Biden Order Declares TikTok Not Quite a Threat to U.S. National Security, Yet

Biden Order Declares TikTok Not Quite a Threat to U.S. National Security, Yet

The U.S. Biden administration passed an executive order on Wednesday that seeks to create a “criteria-based” framework for establishing whether foreign-owned apps present national security risks or not. In so doing, the regulation overturned three executive orders previously signed by former U.S. President Trump that took a decidedly more aggressive approach to the issue.

Trump’s orders targeted dozens of Chinese companiesincluding TikTok and WeChat — often cutting them off from U.S. investment, on the grounds that they were potential vectors for foreign espionage. Trump’s TikTok order went so far as to ban distribution of the app within the U.S. on the grounds that the company left user data “vulnerable to CCP [Chinese Communist Party] access for nefarious purpose,” though multiple federal judges subsequently shot it down — with some calling it “hypothetical” as well as “arbitrary and capricious.”

Biden’s new order seeks to pursue a more sober approach to the issue — arguing that the U.S. Government should “evaluate these threats through rigorous, evidence-based analysis” as a way of addressing “any unacceptable or undue risks consistent with overall national security, foreign policy, and economic objectives.”

In addition to overturning Trump’s bans, the order gives the U.S. Secretary of Commerce and a host of other business- and intelligence-related agency heads approximately four months to compile a report with recommendations about how best to protect against “United States persons’ sensitive data” being funneled to foreign governments. After its completion, the report will be sent to the President’s advisors so that the White House can make a more informed decision about how to proceed.

This is very much in line with Biden’s style: whatever Trump did brashly and impulsively — probably after a 20-minute conversation with his national security advisors — Biden wants to address via committees and official agencies, thus turning decision-making back over to the natural flow of bureaucracy instead of ruling by hip-shooting, ill-informed fiat.

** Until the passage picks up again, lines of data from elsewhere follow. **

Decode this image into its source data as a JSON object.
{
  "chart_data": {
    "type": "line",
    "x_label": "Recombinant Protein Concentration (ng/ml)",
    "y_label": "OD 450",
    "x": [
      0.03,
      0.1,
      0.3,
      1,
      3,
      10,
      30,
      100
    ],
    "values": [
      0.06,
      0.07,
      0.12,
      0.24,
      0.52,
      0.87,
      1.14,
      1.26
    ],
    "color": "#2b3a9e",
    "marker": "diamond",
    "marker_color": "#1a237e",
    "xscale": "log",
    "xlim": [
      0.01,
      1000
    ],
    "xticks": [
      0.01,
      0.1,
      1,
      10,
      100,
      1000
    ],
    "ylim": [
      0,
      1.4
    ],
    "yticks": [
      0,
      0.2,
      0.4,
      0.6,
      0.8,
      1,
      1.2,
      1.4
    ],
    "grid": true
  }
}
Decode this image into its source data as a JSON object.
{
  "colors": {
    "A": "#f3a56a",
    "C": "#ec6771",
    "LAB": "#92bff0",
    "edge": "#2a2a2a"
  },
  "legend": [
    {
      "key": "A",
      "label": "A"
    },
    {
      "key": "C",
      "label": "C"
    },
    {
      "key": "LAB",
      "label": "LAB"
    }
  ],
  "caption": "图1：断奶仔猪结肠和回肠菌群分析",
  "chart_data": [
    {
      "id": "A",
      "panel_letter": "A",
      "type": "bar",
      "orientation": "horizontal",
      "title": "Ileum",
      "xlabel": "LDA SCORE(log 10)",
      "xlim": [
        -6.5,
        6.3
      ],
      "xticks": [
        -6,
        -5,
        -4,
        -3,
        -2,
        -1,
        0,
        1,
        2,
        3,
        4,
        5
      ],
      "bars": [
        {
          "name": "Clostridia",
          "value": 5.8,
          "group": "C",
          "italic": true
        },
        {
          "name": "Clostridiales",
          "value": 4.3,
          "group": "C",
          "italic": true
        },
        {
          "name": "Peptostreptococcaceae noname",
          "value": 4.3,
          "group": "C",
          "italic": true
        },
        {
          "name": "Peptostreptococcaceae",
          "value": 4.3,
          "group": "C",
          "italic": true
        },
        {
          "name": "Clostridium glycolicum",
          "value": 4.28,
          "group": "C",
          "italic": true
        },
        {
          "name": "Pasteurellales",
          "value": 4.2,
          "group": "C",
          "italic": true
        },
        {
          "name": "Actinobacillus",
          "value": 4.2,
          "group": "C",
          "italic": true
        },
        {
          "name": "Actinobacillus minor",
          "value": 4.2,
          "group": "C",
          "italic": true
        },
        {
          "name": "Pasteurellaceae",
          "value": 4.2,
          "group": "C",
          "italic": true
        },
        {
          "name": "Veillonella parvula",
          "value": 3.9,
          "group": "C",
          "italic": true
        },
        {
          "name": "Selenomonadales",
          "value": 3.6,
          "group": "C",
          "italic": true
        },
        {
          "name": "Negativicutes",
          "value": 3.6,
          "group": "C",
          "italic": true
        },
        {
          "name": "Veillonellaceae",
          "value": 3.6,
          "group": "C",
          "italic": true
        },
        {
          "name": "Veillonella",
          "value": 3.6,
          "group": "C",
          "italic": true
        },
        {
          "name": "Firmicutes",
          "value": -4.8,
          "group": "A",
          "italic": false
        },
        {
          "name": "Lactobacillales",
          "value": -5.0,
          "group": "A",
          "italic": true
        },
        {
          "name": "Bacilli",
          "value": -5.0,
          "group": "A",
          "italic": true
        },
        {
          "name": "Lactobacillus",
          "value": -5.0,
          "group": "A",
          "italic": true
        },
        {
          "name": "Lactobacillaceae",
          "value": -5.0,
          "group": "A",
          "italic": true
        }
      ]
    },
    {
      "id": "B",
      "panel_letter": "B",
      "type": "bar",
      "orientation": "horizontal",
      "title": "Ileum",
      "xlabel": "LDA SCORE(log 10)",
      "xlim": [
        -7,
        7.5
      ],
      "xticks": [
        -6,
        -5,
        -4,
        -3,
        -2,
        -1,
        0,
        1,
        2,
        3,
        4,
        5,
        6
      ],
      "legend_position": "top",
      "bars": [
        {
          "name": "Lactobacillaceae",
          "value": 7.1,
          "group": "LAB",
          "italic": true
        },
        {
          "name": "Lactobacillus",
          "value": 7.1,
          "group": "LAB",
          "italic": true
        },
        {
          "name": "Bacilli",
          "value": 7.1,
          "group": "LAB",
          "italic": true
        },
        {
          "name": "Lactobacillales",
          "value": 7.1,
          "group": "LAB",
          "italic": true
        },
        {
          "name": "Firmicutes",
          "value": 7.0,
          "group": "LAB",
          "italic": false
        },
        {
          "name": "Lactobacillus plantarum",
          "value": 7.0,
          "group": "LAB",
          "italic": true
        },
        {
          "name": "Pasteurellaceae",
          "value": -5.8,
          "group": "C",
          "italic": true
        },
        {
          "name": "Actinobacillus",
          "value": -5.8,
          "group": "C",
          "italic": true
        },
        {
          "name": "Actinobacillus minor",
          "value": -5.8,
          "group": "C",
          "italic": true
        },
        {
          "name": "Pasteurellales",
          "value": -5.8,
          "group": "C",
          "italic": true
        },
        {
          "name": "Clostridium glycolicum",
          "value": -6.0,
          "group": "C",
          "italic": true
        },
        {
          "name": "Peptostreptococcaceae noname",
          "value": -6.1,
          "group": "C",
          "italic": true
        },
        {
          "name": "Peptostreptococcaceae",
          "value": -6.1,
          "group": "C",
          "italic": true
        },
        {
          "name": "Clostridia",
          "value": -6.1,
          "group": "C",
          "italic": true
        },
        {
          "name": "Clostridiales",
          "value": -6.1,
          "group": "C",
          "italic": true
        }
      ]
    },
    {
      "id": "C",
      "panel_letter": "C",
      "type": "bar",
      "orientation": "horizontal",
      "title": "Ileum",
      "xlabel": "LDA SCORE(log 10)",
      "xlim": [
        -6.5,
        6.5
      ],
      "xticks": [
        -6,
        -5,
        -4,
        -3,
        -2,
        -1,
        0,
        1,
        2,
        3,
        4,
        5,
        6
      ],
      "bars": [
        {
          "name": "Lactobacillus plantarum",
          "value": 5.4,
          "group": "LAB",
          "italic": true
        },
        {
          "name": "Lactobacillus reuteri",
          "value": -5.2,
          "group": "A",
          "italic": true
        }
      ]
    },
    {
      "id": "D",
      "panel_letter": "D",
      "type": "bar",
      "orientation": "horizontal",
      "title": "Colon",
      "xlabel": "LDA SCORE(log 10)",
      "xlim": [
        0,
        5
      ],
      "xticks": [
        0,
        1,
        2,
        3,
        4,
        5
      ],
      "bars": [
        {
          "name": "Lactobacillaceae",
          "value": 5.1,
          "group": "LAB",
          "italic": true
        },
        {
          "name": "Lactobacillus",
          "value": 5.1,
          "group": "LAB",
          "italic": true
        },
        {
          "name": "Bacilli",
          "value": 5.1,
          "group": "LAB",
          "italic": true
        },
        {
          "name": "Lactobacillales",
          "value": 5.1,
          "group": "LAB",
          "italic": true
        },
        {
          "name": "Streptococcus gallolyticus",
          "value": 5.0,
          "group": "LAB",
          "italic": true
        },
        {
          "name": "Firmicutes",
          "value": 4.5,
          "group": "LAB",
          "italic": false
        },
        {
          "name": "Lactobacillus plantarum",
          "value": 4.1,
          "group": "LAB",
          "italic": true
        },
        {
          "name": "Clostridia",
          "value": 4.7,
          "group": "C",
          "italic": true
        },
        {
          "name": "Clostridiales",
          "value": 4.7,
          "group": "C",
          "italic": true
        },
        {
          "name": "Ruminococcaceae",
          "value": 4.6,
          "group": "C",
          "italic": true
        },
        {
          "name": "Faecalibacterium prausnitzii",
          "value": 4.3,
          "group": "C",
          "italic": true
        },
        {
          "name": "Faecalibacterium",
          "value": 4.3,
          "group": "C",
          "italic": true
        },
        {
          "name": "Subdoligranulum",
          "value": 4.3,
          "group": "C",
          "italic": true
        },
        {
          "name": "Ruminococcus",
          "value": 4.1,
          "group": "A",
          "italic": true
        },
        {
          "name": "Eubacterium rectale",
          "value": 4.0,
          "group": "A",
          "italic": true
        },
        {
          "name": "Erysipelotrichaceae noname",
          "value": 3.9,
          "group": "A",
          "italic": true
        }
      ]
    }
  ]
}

It doesn’t ultimately mean that Biden’s government will end up in a drastically different place. If anything, Biden has signalled more consistency than change when it comes to foreign policy precedents set by the previous administration — particularly when it comes to China. This is doubtless because the consensus in the U.S. national security community remains that China is our biggest geopolitical foe (just look at that giant anti-China, Big Tech pork barrel that just passed the Senate, for instance).

Relevantly, Biden just followed in Trump’s footsteps by categorically banning U.S. investment in 59 different Chinese companies, including Huawei, in an effort to combat the threat “posed by the military-industrial complex of the People’s Republic of China (PRC).”